Using a recent upper bound of Reichardt on the degree of polynomials approximating formulas of a given size, Avishay Tal has shown that $\L{f}=\Omega(n^2/\log^2 n)$ holds for the inner product function $f=IP_n$. The graph $G_f$ of this function is the bipartite graph whose adjacency $\pm 1$ matrix is the $N\times N$ Hadamard $H$ matrix with $N=2^n$ (see Appendix A.3).
Recall the following theorem of Jürgen Forster (Sect. 4.11).
Theorem 1 (Forster [1]) The sign-rank of $H$ is at least $\sqrt{N}=2^{n/2}$.The next main tool is the following result of Ben Reichardt.

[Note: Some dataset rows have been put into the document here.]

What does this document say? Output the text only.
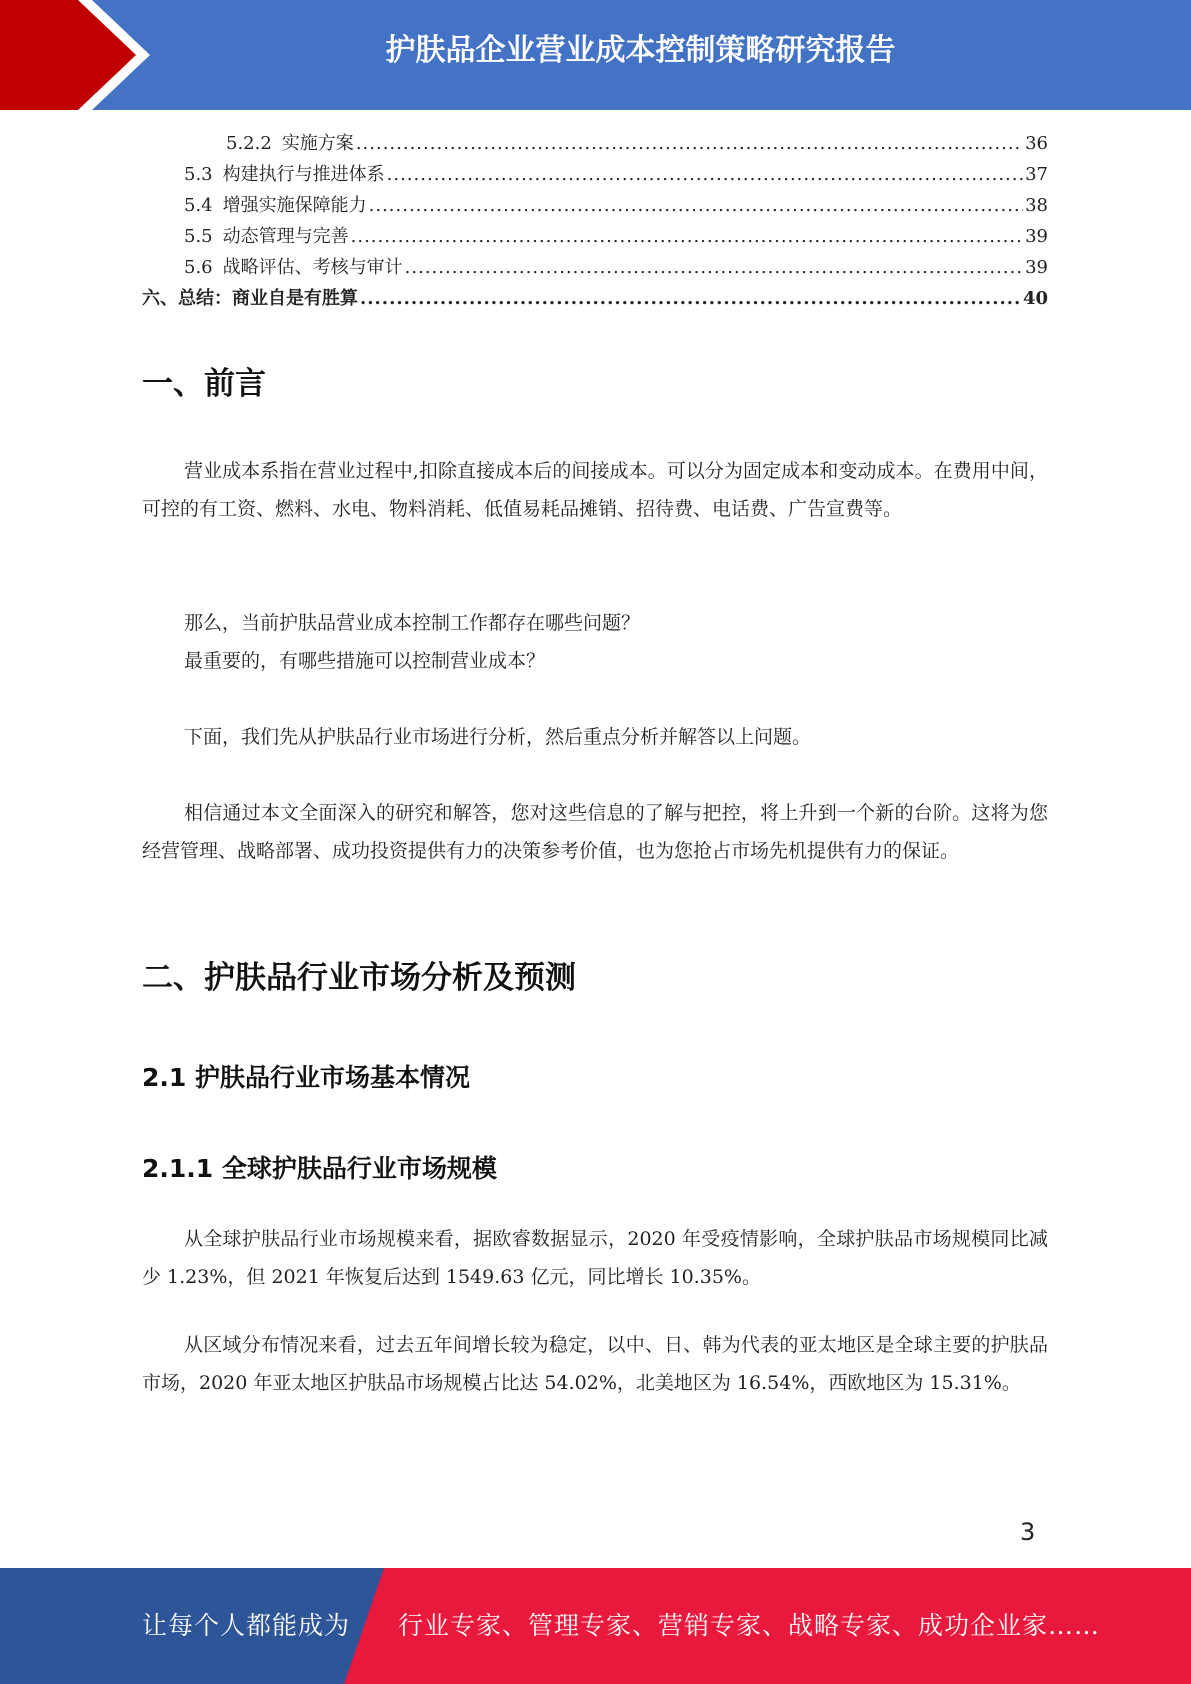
护肤品企业营业成本控制策略研究报告
5.2.2 实施方案 .....	36
5.3 构建执行与推进体系 .....	37
5.4 增强实施保障能力 .....	38
5.5 动态管理与完善 .....	39
5.6 战略评估、考核与审计 .....	39
六、总结：商业自是有胜算 .....	40
一、前言

营业成本系指在营业过程中,扣除直接成本后的间接成本。可以分为固定成本和变动成本。在费用中间，可控的有工资、燃料、水电、物料消耗、低值易耗品摊销、招待费、电话费、广告宣费等。

那么，当前护肤品营业成本控制工作都存在哪些问题？

最重要的，有哪些措施可以控制营业成本？

下面，我们先从护肤品行业市场进行分析，然后重点分析并解答以上问题。

相信通过本文全面深入的研究和解答，您对这些信息的了解与把控，将上升到一个新的台阶。这将为您经营管理、战略部署、成功投资提供有力的决策参考价值，也为您抢占市场先机提供有力的保证。

二、护肤品行业市场分析及预测
2.1 护肤品行业市场基本情况
2.1.1 全球护肤品行业市场规模

从全球护肤品行业市场规模来看，据欧睿数据显示，2020 年受疫情影响，全球护肤品市场规模同比减少 1.23%，但 2021 年恢复后达到 1549.63 亿元，同比增长 10.35%。

从区域分布情况来看，过去五年间增长较为稳定，以中、日、韩为代表的亚太地区是全球主要的护肤品市场，2020 年亚太地区护肤品市场规模占比达 54.02%，北美地区为 16.54%，西欧地区为 15.31%。

3
让每个人都能成为 行业专家、管理专家、营销专家、战略专家、成功企业家……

For the rest, it will be convenient to treat the boolean domain as $\{-1,1\}$. The transition between this domain and $\{0,1\}$ is given by simple functions $(1-x)/2$ and $(-1)^x$. Thus, $-1$ corresponds to $1$ ("true") and $+1$ to $0$ ("false").
Theorem 2 (Reichardt [2]) Suppose that a boolean function $f:\{-1,1\}^n\to\{-1,1\}$ can be computed by a DeMorgan formula of size $s$. Then there is a multilinear polynomial $p$ of degree $O(\sqrt{s})$ such that $|f(z)-p(z)|\leq 1/3$ holds for all $z\in\{-1,1\}^n$.By the sign-rank of a boolean function $f:\{-1,1\}^{2n}\to\{-1,1\}$ we will mean the sign-rank of the matrix $M_f[x,y]=f(x,y)$.
Theorem 3 (Tal [3]) The sign-rank of any boolean function $f(x,y)$ is at most $s^{O(\sqrt{s})}$ where $s=\L{f}$.Together with Theorem 1, this already yields the claimed lower bound $\L{f}=\Omega(n^2/\log^2 n)$ for the inner product function $f=IP_n$.
Proof (of Thm. 3): Take a bipartite formula $F(x,y)$ with $s$ leaves computing $f$. At the $i$-th leaf, a product $f_i(x)\cdot g_i(y)$ is computed, where one of $f_i,g_i$ is the constant 1). Let $F'$ be a read-once de Morgan formula obtained from $F$ by replacing the $i$-th input gate with a formal variable $z_i$, for all $i\in[s]$. Theorem 2 gives us a multilinear polynomial \[ p(z)=\sum_{S\subseteq [s]\colon |S|\leq d}c_S\prod_{i\in S}z_i \] of degree $d=O(\sqrt{s})$ such that $F'(z)-1/3\leq p(z)\leq F'(z)+1/3$ holds for all $z\in\{-1,1\}^s$. In particular, $\mathrm{sgn}(p(z))= F'(z)$ holds for all $z\in\{-1,1\}^s$. Now replace back input variables $z_i$ by the corresponding products $f_i(x)\cdot g_i(y)$. Then for every $x\in\{-1,1\}^n$ and $y\in\{-1,1\}^n$, the value $F(x,y)$ is the signum of \[ p(f_1(x)\cdot g_1(y),\cdots, f_1(x)\cdot g_1(y)) =\sum_{S\subseteq [s]\colon |S|\leq d}c_S\prod_{i\in S}f_i(x) \cdot \prod_{i\in S}g_i(y)\,. \] Each summand on the right-hand side corresponds to a matrix of rank $1$ over the reals. Hence, their sum corresponds to a matrix of rank at most the total number $s^{O(d)}=s^{O(\sqrt{s})}$ of summands. Thus, the matrix $M_f=f(x,y)$ of our function $f$ is at most $s^{O(\sqrt{s})}$, as claimed. $\Box$